En contrepartie, nous leur fournissons des colis de viande. Et ceux-ci sont parfois envoyés loin, les investisseurs étant bigoudens mais aussi parisiens, italiens, américains.
Voilà donc que débarquent les premiers buffles en Finistère. Frédéric et Marisa ne comprennent d'ailleurs pas pourquoi personne n'y a pensé avant, tant l'animal apparaît adapté au terrain sur lequel il évolue, ici, à Tréguennec.
En plus, ce sont de vrais nounours, assure Frédéric. A les voir cajoler les bêtes, on n'a pas de mal à les croire. Un atout supplémentaire pour Marisa qui fait visiter sa ferme tous les dimanches et tous les jours durant les vacances estivales.
Nous avons accueilli 6 000 personnes l'été dernier, soit 100 visiteurs par jour attirés par les nouveaux arrivants mais aussi par les produits artisanaux confectionnés par le couple.
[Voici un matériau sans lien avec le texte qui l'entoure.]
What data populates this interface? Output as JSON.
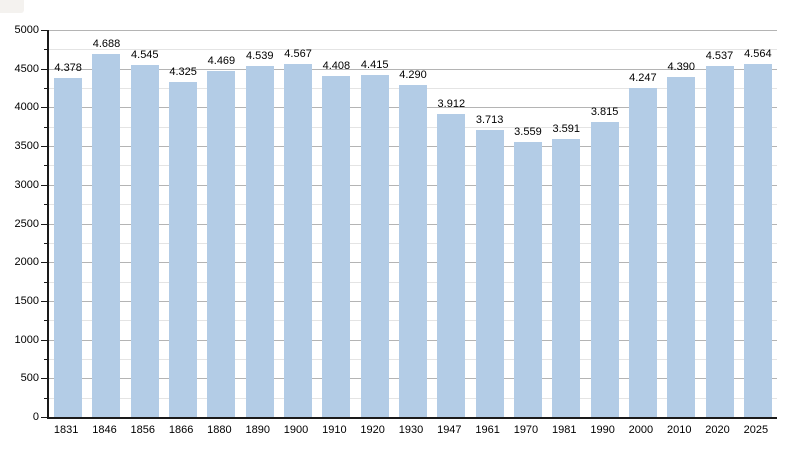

Nous faisons le fromage nous-même. Nous proposons aussi, à la vente à la ferme, de la viande de chevreaux. Bientôt, Marisa compte vendre sa production de mozzarella, produit fromager réalisé à partir de lait de bufflonnes et à forte valeur ajoutée.
S'ils vendent en direct, ils assument aussi la vente en circuit court dans quelques supermarchés du pays bigouden. C'est là que les gens achètent de quoi manger. Sur les marchés, les gens se baladent surtout.
Pragmatiques, ils aspirent à se dégager un salaire sous peu, dès que le cheptel de buffles sera suffisant pour pouvoir proposer à la grande distribution du coin leur mozzarella 100 % locale, 100 % bufflonnes.